Moaning, she sank into the armchair. "What's the matter with me? There warn't nobody here! He warn't here. No man could stay the same for ten years." The piles of junk seemed slowly to revolve around her. "What's the matter with me?" she asked again. "Ain't I got a right?…"

"Of course you have a right to the things you want." From the top of the hill of rags came his voice. It brought Great Taylor to her feet, sobbing. But the pain in her side, more fearful than ever, held her motionless.

"Wash away the ugly grime of toil," said the voice. "You're less than forty. You're a woman. You can have the things that other women have."

"I got more than some women," she cried. "I'm clean—I'm clean underneath." She stumbled toward him but again sank to the floor. She tried to spring up. Her will sprang up, for her spirit at last was splendid even if her body was weak. It dragged her up from the floor. And now she could see him all around her—on top the hill of rags, on top the mountain of iron, amid the bursting bags of waste paper—blinking down as he sat enthroned upon the débris—the twisted, broken, discarded things of the city that people call the Devil's Own. "These are mine!" he called. "And you belong to the débris. You are one of the broken, useless things." From all points he moved toward her. She could no longer fight him off. There was no escape. "Grit," she cried, "Grit, you can stop him. You … you was a stone wall…."

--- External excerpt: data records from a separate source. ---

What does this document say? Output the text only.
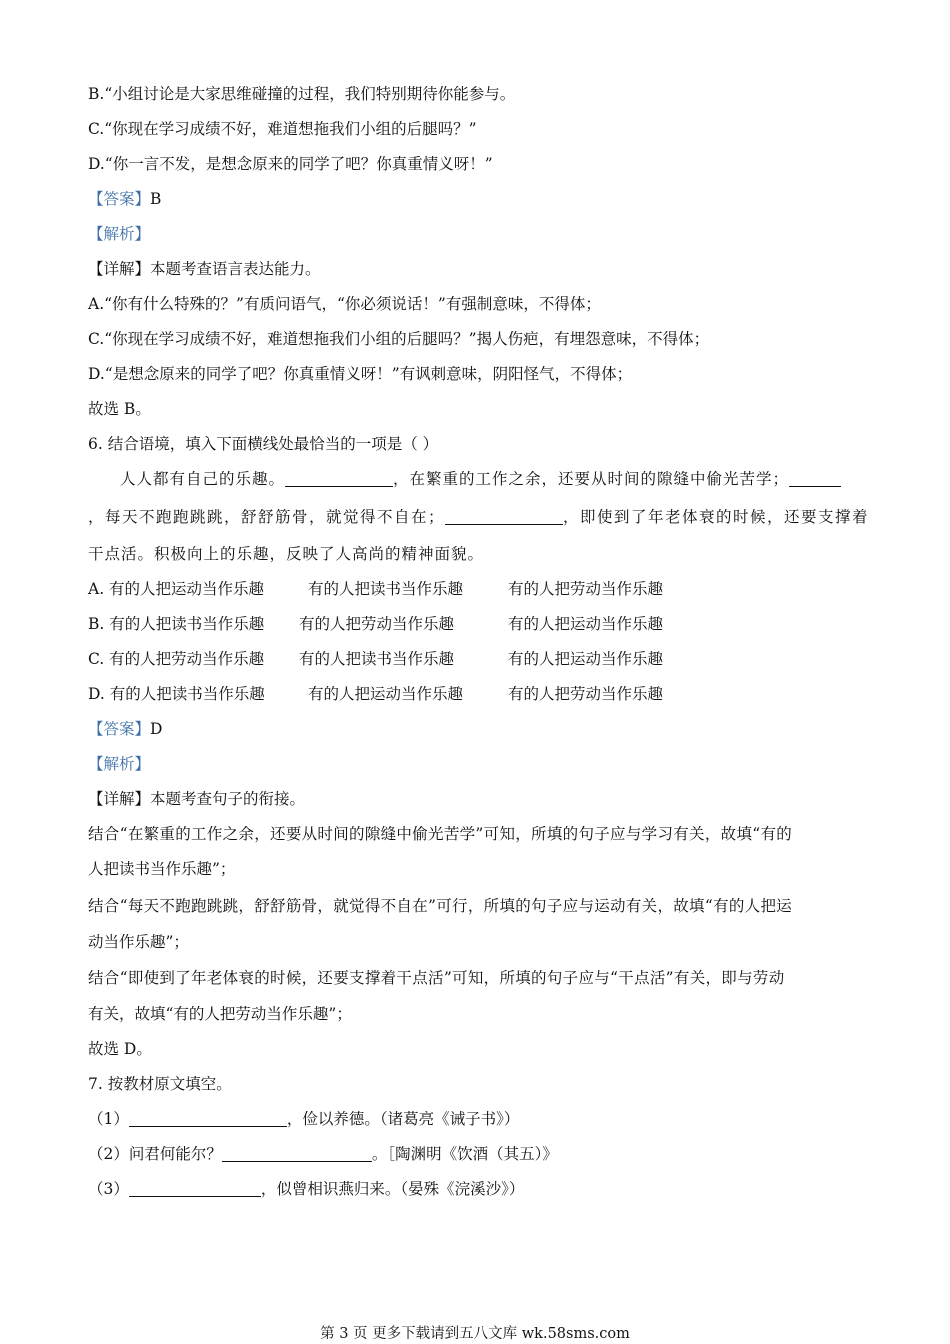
B.“小组讨论是大家思维碰撞的过程，我们特别期待你能参与。
C.“你现在学习成绩不好，难道想拖我们小组的后腿吗？”
D.“你一言不发，是想念原来的同学了吧？你真重情义呀！”
【答案】B
【解析】
【详解】本题考查语言表达能力。
A.“你有什么特殊的？”有质问语气，“你必须说话！”有强制意味，不得体；
C.“你现在学习成绩不好，难道想拖我们小组的后腿吗？”揭人伤疤，有埋怨意味，不得体；
D.“是想念原来的同学了吧？你真重情义呀！”有讽刺意味，阴阳怪气，不得体；
故选 B。
6. 结合语境，填入下面横线处最恰当的一项是（ ）
人人都有自己的乐趣。	，在繁重的工作之余，还要从时间的隙缝中偷光苦学；
，每天不跑跑跳跳，舒舒筋骨，就觉得不自在；	，即使到了年老体衰的时候，还要支撑着
干点活。积极向上的乐趣，反映了人高尚的精神面貌。
A. 有的人把运动当作乐趣	有的人把读书当作乐趣	有的人把劳动当作乐趣
B. 有的人把读书当作乐趣 有的人把劳动当作乐趣	有的人把运动当作乐趣
C. 有的人把劳动当作乐趣 有的人把读书当作乐趣	有的人把运动当作乐趣
D. 有的人把读书当作乐趣	有的人把运动当作乐趣	有的人把劳动当作乐趣
【答案】D
【解析】
【详解】本题考查句子的衔接。
结合“在繁重的工作之余，还要从时间的隙缝中偷光苦学”可知，所填的句子应与学习有关，故填“有的
人把读书当作乐趣”；
结合“每天不跑跑跳跳，舒舒筋骨，就觉得不自在”可行，所填的句子应与运动有关，故填“有的人把运
动当作乐趣”；
结合“即使到了年老体衰的时候，还要支撑着干点活”可知，所填的句子应与“干点活”有关，即与劳动
有关，故填“有的人把劳动当作乐趣”；
故选 D。
7. 按教材原文填空。
（1）	，俭以养德。（诸葛亮《诫子书》）
（2）问君何能尔？	。［陶渊明《饮酒（其五）》
（3）	，似曾相识燕归来。（晏殊《浣溪沙》）
第 3 页 更多下载请到五八文库 wk.58sms.com
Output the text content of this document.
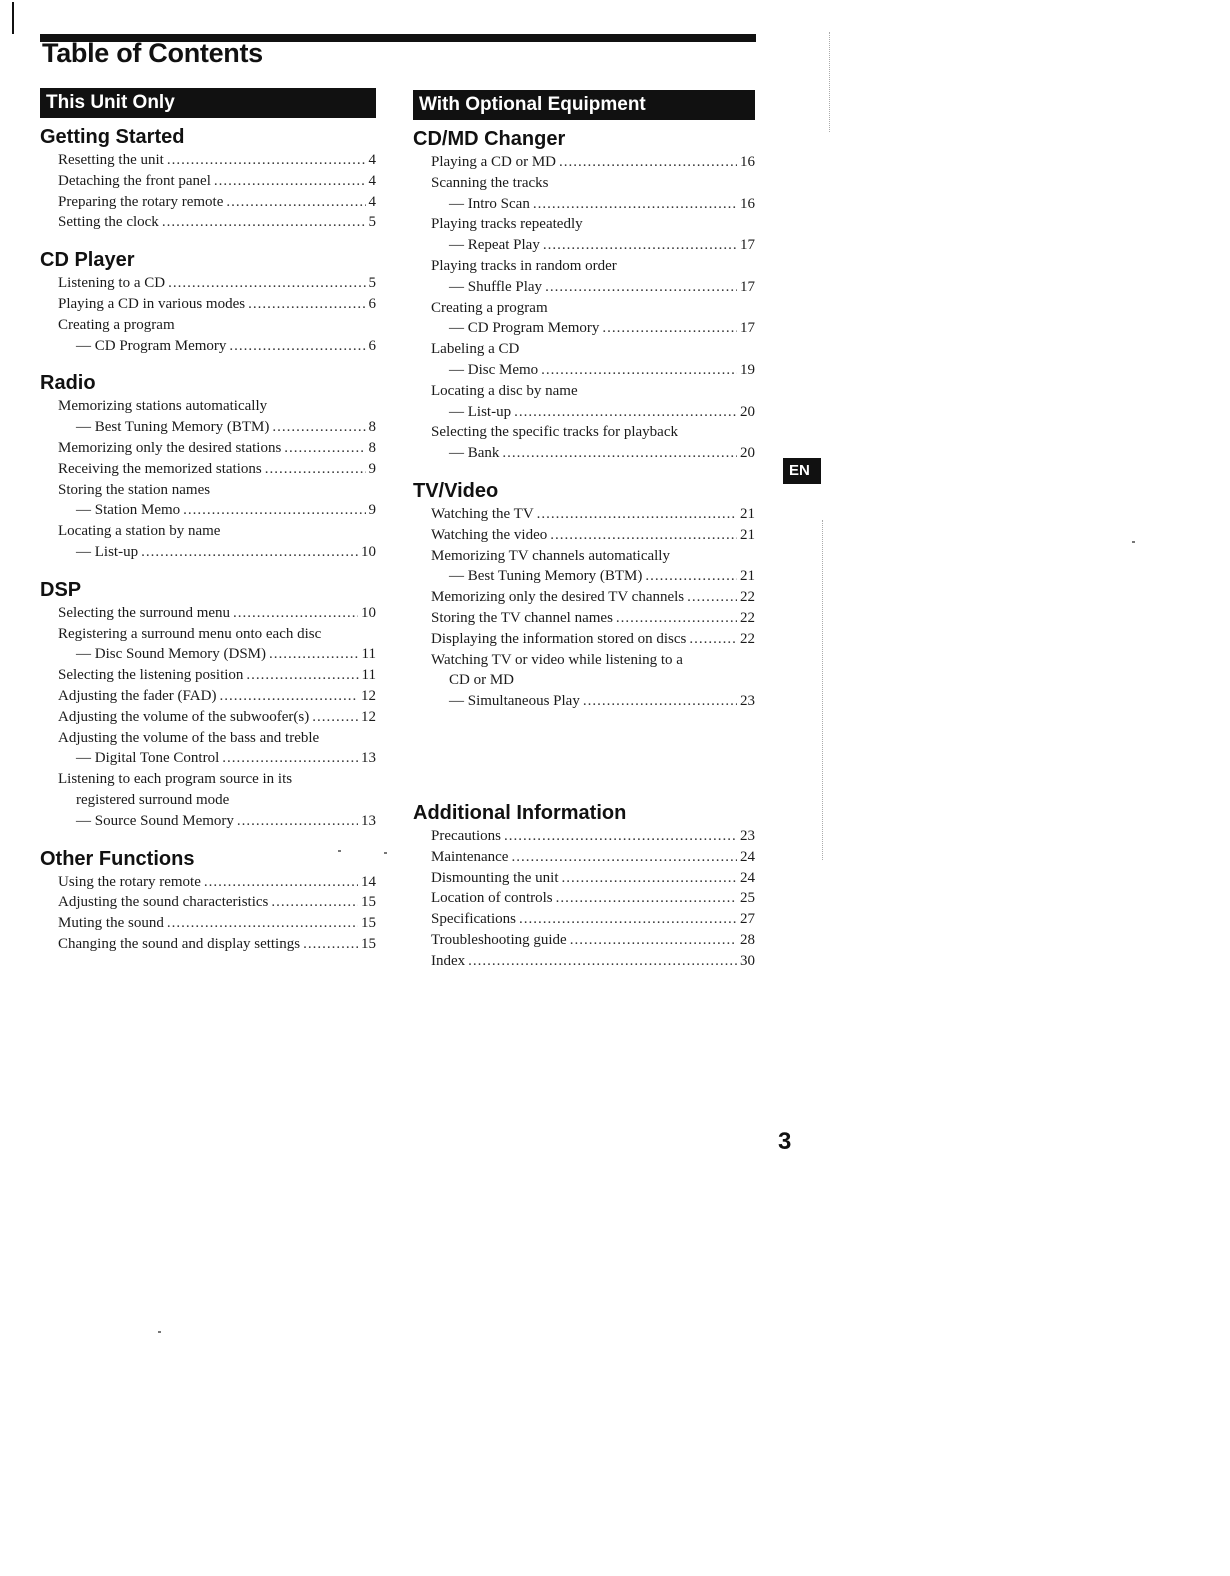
Table of Contents
This Unit Only
Getting Started
Resetting the unit .....	4
Detaching the front panel .....	4
Preparing the rotary remote .....	4
Setting the clock .....	5
CD Player
Listening to a CD .....	5
Playing a CD in various modes .....	6
Creating a program
— CD Program Memory .....	6
Radio
Memorizing stations automatically
— Best Tuning Memory (BTM) .....	8
Memorizing only the desired stations .....	8
Receiving the memorized stations .....	9
Storing the station names
— Station Memo .....	9
Locating a station by name
— List-up .....	10
DSP
Selecting the surround menu .....	10
Registering a surround menu onto each disc
— Disc Sound Memory (DSM) .....	11
Selecting the listening position .....	11
Adjusting the fader (FAD) .....	12
Adjusting the volume of the subwoofer(s) .....	12
Adjusting the volume of the bass and treble
— Digital Tone Control .....	13
Listening to each program source in its
registered surround mode
— Source Sound Memory .....	13
Other Functions
Using the rotary remote .....	14
Adjusting the sound characteristics .....	15
Muting the sound .....	15
Changing the sound and display settings .....	15
With Optional Equipment
CD/MD Changer
Playing a CD or MD .....	16
Scanning the tracks
— Intro Scan .....	16
Playing tracks repeatedly
— Repeat Play .....	17
Playing tracks in random order
— Shuffle Play .....	17
Creating a program
— CD Program Memory .....	17
Labeling a CD
— Disc Memo .....	19
Locating a disc by name
— List-up .....	20
Selecting the specific tracks for playback
— Bank .....	20
TV/Video
Watching the TV .....	21
Watching the video .....	21
Memorizing TV channels automatically
— Best Tuning Memory (BTM) .....	21
Memorizing only the desired TV channels .....	22
Storing the TV channel names .....	22
Displaying the information stored on discs .....	22
Watching TV or video while listening to a
CD or MD
— Simultaneous Play .....	23
Additional Information
Precautions .....	23
Maintenance .....	24
Dismounting the unit .....	24
Location of controls .....	25
Specifications .....	27
Troubleshooting guide .....	28
Index .....	30
EN
3
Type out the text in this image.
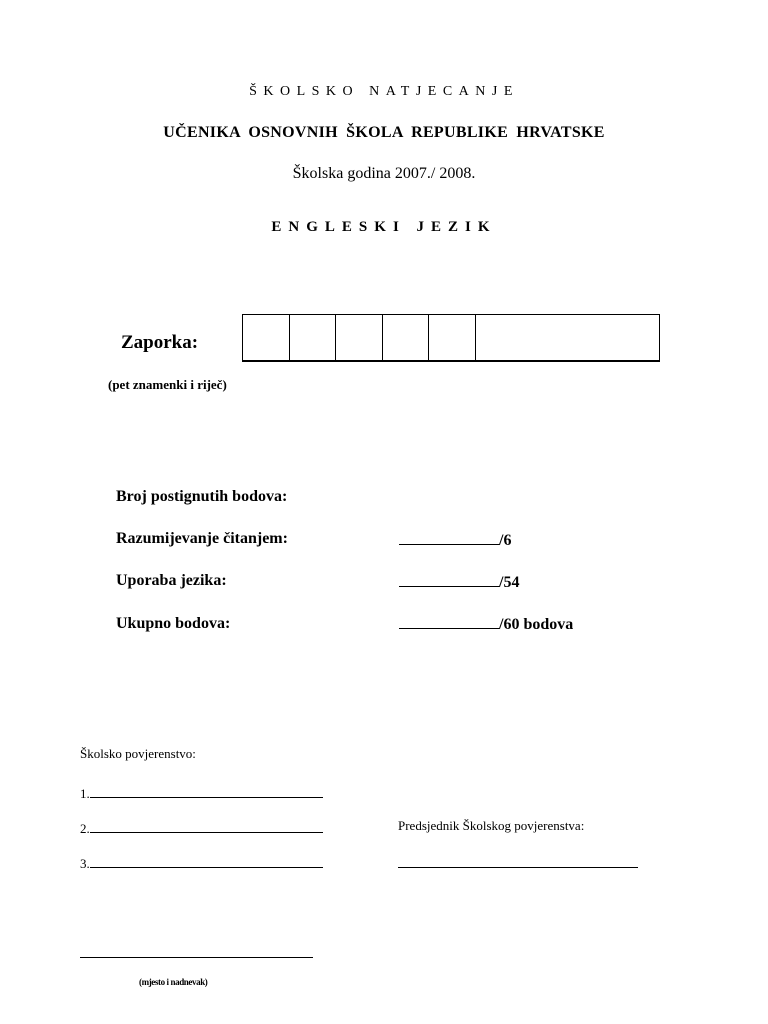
ŠKOLSKO NATJECANJE
UČENIKA OSNOVNIH ŠKOLA REPUBLIKE HRVATSKE
Školska godina 2007./ 2008.
ENGLESKI JEZIK
Zaporka:
(pet znamenki i riječ)
Broj postignutih bodova:
Razumijevanje čitanjem:	/6
Uporaba jezika:	/54
Ukupno bodova:	/60 bodova
Školsko povjerenstvo:
1.
2.
3.
Predsjednik Školskog povjerenstva:
(mjesto i nadnevak)
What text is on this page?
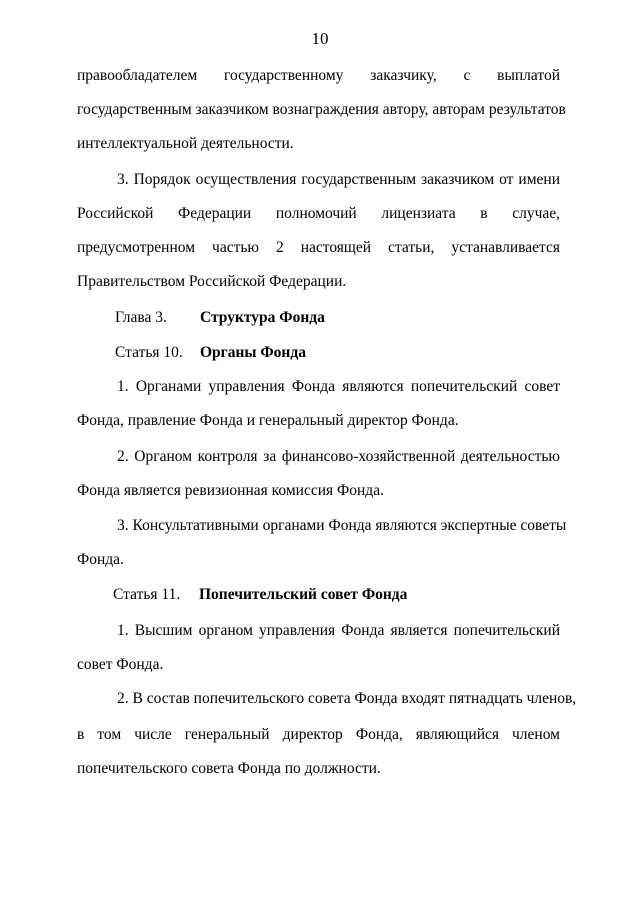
10
правообладателем государственному заказчику, с выплатой
государственным заказчиком вознаграждения автору, авторам результатов
интеллектуальной деятельности.
3. Порядок осуществления государственным заказчиком от имени
Российской Федерации полномочий лицензиата в случае,
предусмотренном частью 2 настоящей статьи, устанавливается
Правительством Российской Федерации.
Глава 3. Структура Фонда
Статья 10. Органы Фонда
1. Органами управления Фонда являются попечительский совет
Фонда, правление Фонда и генеральный директор Фонда.
2. Органом контроля за финансово-хозяйственной деятельностью
Фонда является ревизионная комиссия Фонда.
3. Консультативными органами Фонда являются экспертные советы
Фонда.
Статья 11. Попечительский совет Фонда
1. Высшим органом управления Фонда является попечительский
совет Фонда.
2. В состав попечительского совета Фонда входят пятнадцать членов,
в том числе генеральный директор Фонда, являющийся членом
попечительского совета Фонда по должности.
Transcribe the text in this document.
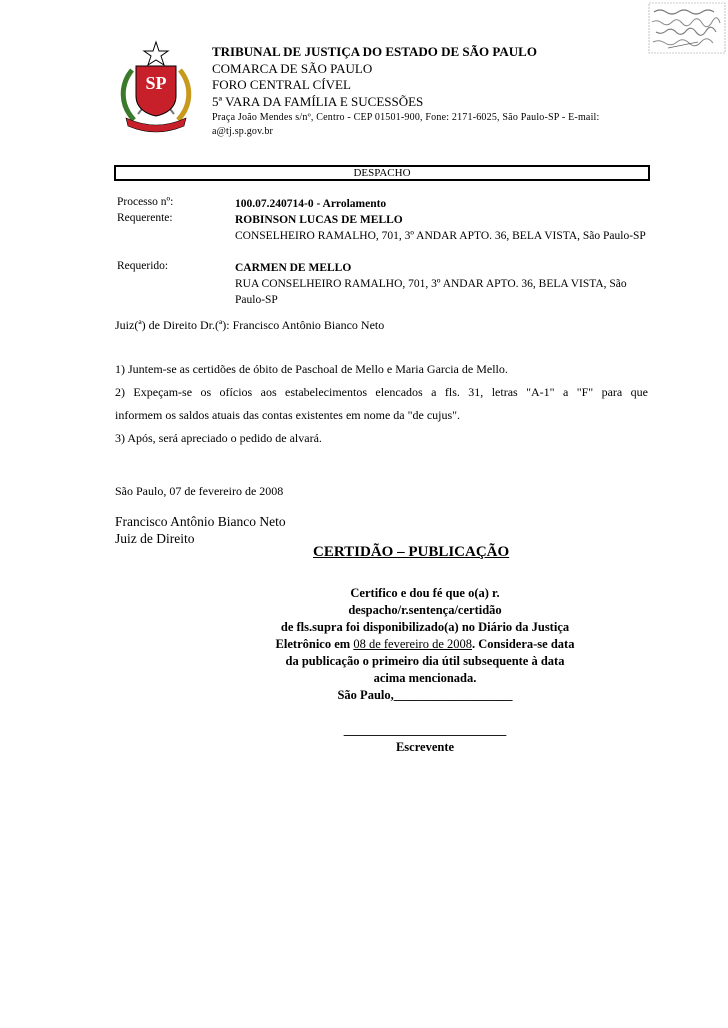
SP
TRIBUNAL DE JUSTIÇA DO ESTADO DE SÃO PAULO
COMARCA DE SÃO PAULO
FORO CENTRAL CÍVEL
5ª VARA DA FAMÍLIA E SUCESSÕES
Praça João Mendes s/nº, Centro - CEP 01501-900, Fone: 2171-6025, São Paulo-SP - E-mail:
a@tj.sp.gov.br
DESPACHO
Processo nº:	100.07.240714-0 - Arrolamento
Requerente:	ROBINSON LUCAS DE MELLO
CONSELHEIRO RAMALHO, 701, 3º ANDAR APTO. 36, BELA VISTA, São Paulo-SP
Requerido:	CARMEN DE MELLO
RUA CONSELHEIRO RAMALHO, 701, 3º ANDAR APTO. 36, BELA VISTA, São Paulo-SP
Juiz(ª) de Direito Dr.(ª): Francisco Antônio Bianco Neto
1) Juntem-se as certidões de óbito de Paschoal de Mello e Maria Garcia de Mello.
2) Expeçam-se os ofícios aos estabelecimentos elencados a fls. 31, letras "A-1" a "F" para que
informem os saldos atuais das contas existentes em nome da "de cujus".
3) Após, será apreciado o pedido de alvará.
São Paulo, 07 de fevereiro de 2008
Francisco Antônio Bianco Neto
Juiz de Direito
CERTIDÃO – PUBLICAÇÃO
Certifico e dou fé que o(a) r.
despacho/r.sentença/certidão
de fls.supra foi disponibilizado(a) no Diário da Justiça
Eletrônico em 08 de fevereiro de 2008. Considera-se data
da publicação o primeiro dia útil subsequente à data
acima mencionada.
São Paulo,___________________
__________________________
Escrevente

Stumbling back, her hand struck a familiar object. There was a tinkle of bells. She wheeled around, and there in the shadows of the dilapidated old warehouse someone was drooping over the handle of the junk-cart—a collarless man with baggy breeches and a nose that leaned toward the smudges and hollows of his cheek. He was striving to move the cart. "Not alone," cried Great Taylor. "You can't do it alone! But we can do it together!" She took hold of the handle. The thing moved. "Easy as a baby carriage," she laughed. "We should always done it together…."

Out of the gloom, through the arched doorway into the sunlight moved the cart with its jingling, jangling bells. Glossy-haired women with their baskets made way for it and the cart bumped down over the curb. Teamsters drew aside their heavy-hoofed horses. Peddlers rolled their push-carts back to the curb.

"The street opens when we work together," laughed Great Taylor.

"Who is she talking to?" asked the people.

"Talking to herself," the ignorant replied.

"And why is she looking up like that?"

"Looking for junk."

"And why does she laugh?" they asked.

"Who knows? Who knows? Perhaps she's happy."

A song burst from her throat: "Rags," she sang, "old iron … bottles, and ra-ags…."

People inside their houses heard her song and the bells of her cart. "It's nothing," they laughed, "it's only Great Taylor." A woman came to a window and waved an object that glinted in the sunlight. "How much?" she called down. But Great Taylor seemed not to hear. A child ran out with a bundle in her arms. "Rags," called the child, then stepped back out of the way, wondering. Great Taylor was passing on. An elevated train sent down a cataract of noise, but her song rose above it: "Rags … old iron…." And when she reached the avenue a policeman with a yellow emblematic wheel embroidered on his sleeve held up his hand and stopped the traffic of the Devil's Own city to let Great Taylor pass.

And so, like a female Colossus, she strode slowly across the city, her head tilted, her eyes looking up from the cavernous streets—up beyond the lofty roofs of houses, her voice becoming fainter and fainter: "Rags … old iron … bottles and ra-ags …" until the God of those who fall fighting in the battle of life reached down and, drawing the sword, threw away the scabbard.